Je suis né à Agen, il y a 54
ans. Mon père était un arboriculteur passageois, et ma mère,
enseignante au Lycée de Baudre, était de Lavardac. Je suis
marié et père de 5 enfants. Pour moi, la famille, c'est
sacré...!
Vous êtes ingénieur. Quel est votre
parcours professionnel ? Après mes études secondaires à
Agen, puis une prépa à Toulouse, j'ai intégré l'Ecole
Centrale de Paris. Professionnellement, j'ai connu l'Afrique
au titre de la coopération, puis j'ai travaillé à Grenoble,
comme ingénieur de production et enfin à Matra Espace, où
j'étais chef de département informatique. Ensuite, j'ai
dirigé pendant 6 ans à la demande du Dr Chollet les services
de la mairie d'Agen. Depuis 1995, je suis ingénieur à la
Caisse des Dépôts et Consignations en matière de nouvelles
techniques d'information et de communication. Au lendemain
de mon élection aux législatives de juin 2002, je me suis
mis en disponibilité de ma fonction afin de me consacrer
pleinement à mon mandat de député.
Quels sont vos
engagements politiques ? J'ai toujours pris part comme
citoyen au débat politique, parce que je crois que ce n'est
qu'ainsi, en prenant sa part du travail, qu'on peut faire
progresser les choses. J'ai eu le privilège de travailler
aux côtés du Dr Chollet jusqu'à devenir Adjoint au Maire
d'Agen et vice-Président de la Communauté d'Agglomération de
1995 à 2001. J’ai été conseiller municipal d'Agen et j’ai
animé l'opposition au Conseil Municipal d'Agen jusqu’en mars
2004. A cette date, je suis devenu Conseiller régional
d’Aquitaine, membre de la Commission permanente et Président
du groupe UDF à la Région. Je le suis resté jusqu’à mon
élection comme Maire d’Agen le 22 mars 2008. J’ai rejoint le
Nouveau Centre en 2007 au moment de la scission de l’UDF,
voulant continuer à porter les valeurs constantes du Centre
français. J’occupe au Nouveau Centre le poste de Secrétaire
National en charge des Nouvelles Technologies et je suis
Président de la Fédération Nouveau-Centre de Lot-et-Garonne.

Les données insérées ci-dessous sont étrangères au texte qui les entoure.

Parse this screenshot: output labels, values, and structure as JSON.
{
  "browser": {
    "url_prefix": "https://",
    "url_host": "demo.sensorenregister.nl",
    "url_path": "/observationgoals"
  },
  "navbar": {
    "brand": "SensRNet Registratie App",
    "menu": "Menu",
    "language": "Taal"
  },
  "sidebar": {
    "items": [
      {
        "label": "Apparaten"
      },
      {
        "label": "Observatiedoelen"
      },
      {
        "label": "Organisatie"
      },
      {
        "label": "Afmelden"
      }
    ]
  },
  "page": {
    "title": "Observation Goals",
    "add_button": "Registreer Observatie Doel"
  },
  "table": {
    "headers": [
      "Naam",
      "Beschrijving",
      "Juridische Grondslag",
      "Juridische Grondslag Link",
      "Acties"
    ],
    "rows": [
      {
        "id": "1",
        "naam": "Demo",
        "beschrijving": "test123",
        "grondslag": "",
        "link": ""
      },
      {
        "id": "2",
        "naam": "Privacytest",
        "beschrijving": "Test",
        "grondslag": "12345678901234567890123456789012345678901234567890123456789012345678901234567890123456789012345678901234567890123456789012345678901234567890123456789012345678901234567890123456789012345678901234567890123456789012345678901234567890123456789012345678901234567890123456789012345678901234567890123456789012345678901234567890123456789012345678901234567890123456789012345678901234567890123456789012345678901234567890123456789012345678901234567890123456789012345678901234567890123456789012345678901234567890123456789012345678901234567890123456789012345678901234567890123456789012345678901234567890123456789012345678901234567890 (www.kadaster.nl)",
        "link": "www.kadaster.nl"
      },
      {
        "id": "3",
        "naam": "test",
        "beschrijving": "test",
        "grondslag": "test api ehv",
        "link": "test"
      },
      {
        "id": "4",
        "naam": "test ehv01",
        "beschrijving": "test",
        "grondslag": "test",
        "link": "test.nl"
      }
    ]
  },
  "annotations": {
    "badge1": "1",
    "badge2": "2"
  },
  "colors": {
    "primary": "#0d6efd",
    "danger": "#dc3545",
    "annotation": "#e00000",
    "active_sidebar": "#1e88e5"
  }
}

Je suis également membre de l’Office parlementaire
d’évaluation des choix scientifiques et technologiques.
Comment concevez-vous votre mandat de député ?

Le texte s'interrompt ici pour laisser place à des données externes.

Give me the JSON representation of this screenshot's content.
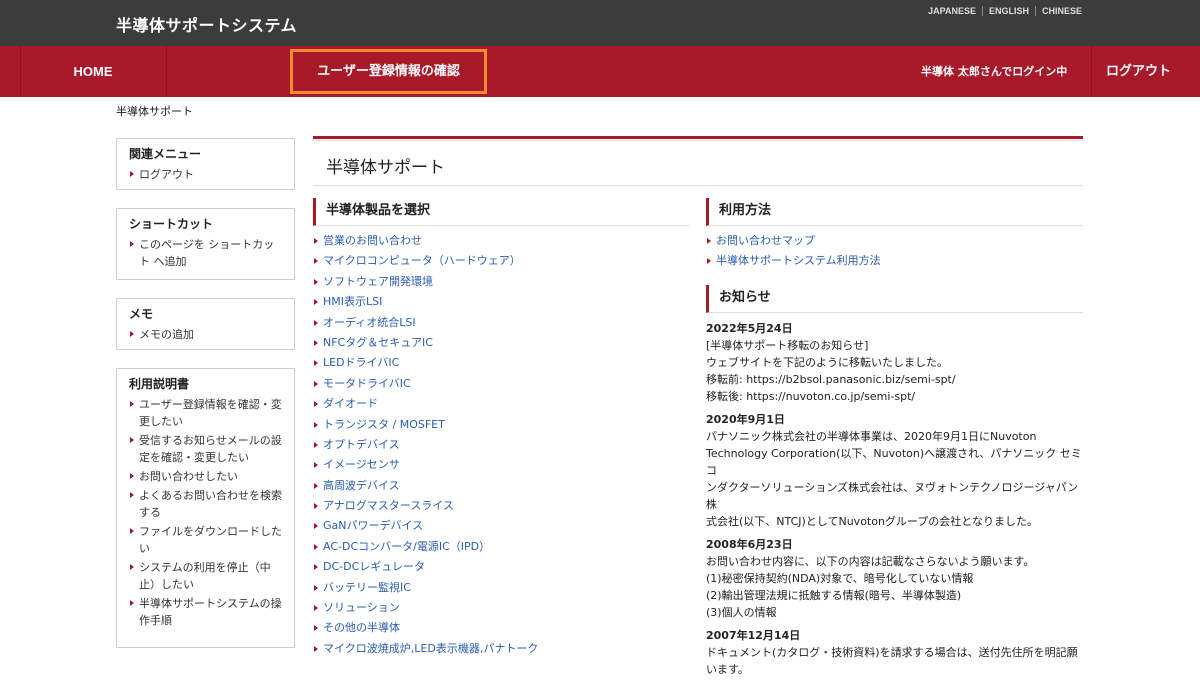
{
  "header": {
    "site_title": "半導体サポートシステム",
    "languages": [
      "JAPANESE",
      "ENGLISH",
      "CHINESE"
    ]
  },
  "nav": {
    "home": "HOME",
    "confirm": "ユーザー登録情報の確認",
    "login_message": "半導体 太郎さんでログイン中",
    "logout": "ログアウト"
  },
  "breadcrumb": "半導体サポート",
  "sidebar": {
    "related": {
      "title": "関連メニュー",
      "items": [
        "ログアウト"
      ]
    },
    "shortcut": {
      "title": "ショートカット",
      "items": [
        "このページを ショートカット へ追加"
      ]
    },
    "memo": {
      "title": "メモ",
      "items": [
        "メモの追加"
      ]
    },
    "manual": {
      "title": "利用説明書",
      "items": [
        "ユーザー登録情報を確認・変更したい",
        "受信するお知らせメールの設定を確認・変更したい",
        "お問い合わせしたい",
        "よくあるお問い合わせを検索する",
        "ファイルをダウンロードしたい",
        "システムの利用を停止（中止）したい",
        "半導体サポートシステムの操作手順"
      ]
    }
  },
  "main": {
    "page_title": "半導体サポート",
    "products": {
      "title": "半導体製品を選択",
      "items": [
        "営業のお問い合わせ",
        "マイクロコンピュータ（ハードウェア）",
        "ソフトウェア開発環境",
        "HMI表示LSI",
        "オーディオ統合LSI",
        "NFCタグ＆セキュアIC",
        "LEDドライバIC",
        "モータドライバIC",
        "ダイオード",
        "トランジスタ / MOSFET",
        "オプトデバイス",
        "イメージセンサ",
        "高周波デバイス",
        "アナログマスタースライス",
        "GaNパワーデバイス",
        "AC-DCコンバータ/電源IC（IPD）",
        "DC-DCレギュレータ",
        "バッテリー監視IC",
        "ソリューション",
        "その他の半導体",
        "マイクロ波焼成炉,LED表示機器,パナトーク"
      ]
    },
    "usage": {
      "title": "利用方法",
      "items": [
        "お問い合わせマップ",
        "半導体サポートシステム利用方法"
      ]
    },
    "news": {
      "title": "お知らせ",
      "entries": [
        {
          "date": "2022年5月24日",
          "lines": [
            "[半導体サポート移転のお知らせ]",
            "ウェブサイトを下記のように移転いたしました。",
            "移転前:  https://b2bsol.panasonic.biz/semi-spt/",
            "移転後:  https://nuvoton.co.jp/semi-spt/"
          ]
        },
        {
          "date": "2020年9月1日",
          "lines": [
            "パナソニック株式会社の半導体事業は、2020年9月1日にNuvoton",
            "Technology Corporation(以下、Nuvoton)へ譲渡され、パナソニック セミコ",
            "ンダクターソリューションズ株式会社は、ヌヴォトンテクノロジージャパン株",
            "式会社(以下、NTCJ)としてNuvotonグループの会社となりました。"
          ]
        },
        {
          "date": "2008年6月23日",
          "lines": [
            "お問い合わせ内容に、以下の内容は記載なさらないよう願います。",
            "(1)秘密保持契約(NDA)対象で、暗号化していない情報",
            "(2)輸出管理法規に抵触する情報(暗号、半導体製造)",
            "(3)個人の情報"
          ]
        },
        {
          "date": "2007年12月14日",
          "lines": [
            "ドキュメント(カタログ・技術資料)を請求する場合は、送付先住所を明記願",
            "います。"
          ]
        }
      ]
    }
  },
  "colors": {
    "brand_red": "#a8192a",
    "header_dark": "#3c3c3c",
    "highlight_orange": "#f08c2a",
    "link_blue": "#2a5db0"
  }
}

Élu en juin 2002, je n'ai rien oublié de ce qui m'a été dit
durant la campagne électorale ni aucun de mes engagements.
C'est pourquoi je me suis lancé avec énergie dès le
lendemain de mon élection pour mettre en œuvre ces
engagements pris devant les citoyens de la circonscription
Agen-Nérac. Je conçois le mandat de député comme devant
exercer un ensemble de 3 métiers. La première mission est
celle de législateur et de contrôle du Gouvernement. Le
deuxième rôle du député est d'aider au développement local
de mon territoire, partout où cela s'avère utile,
c'est-à-dire être le " VRP " de la circonscription, à
Bordeaux, Paris ou encore Bruxelles. Enfin, le député
doit être un médiateur. Il est à l'écoute de ses concitoyens
qu'il reçoit et visite régulièrement. Il s'efforce de
trouver une solution aux problèmes qu'ils rencontrent en
intervenant auprès des administrations. Il se fait l'écho de
leurs préoccupations à l'Assemblée pour critiquer et faire
progresser la législation et améliorer son application.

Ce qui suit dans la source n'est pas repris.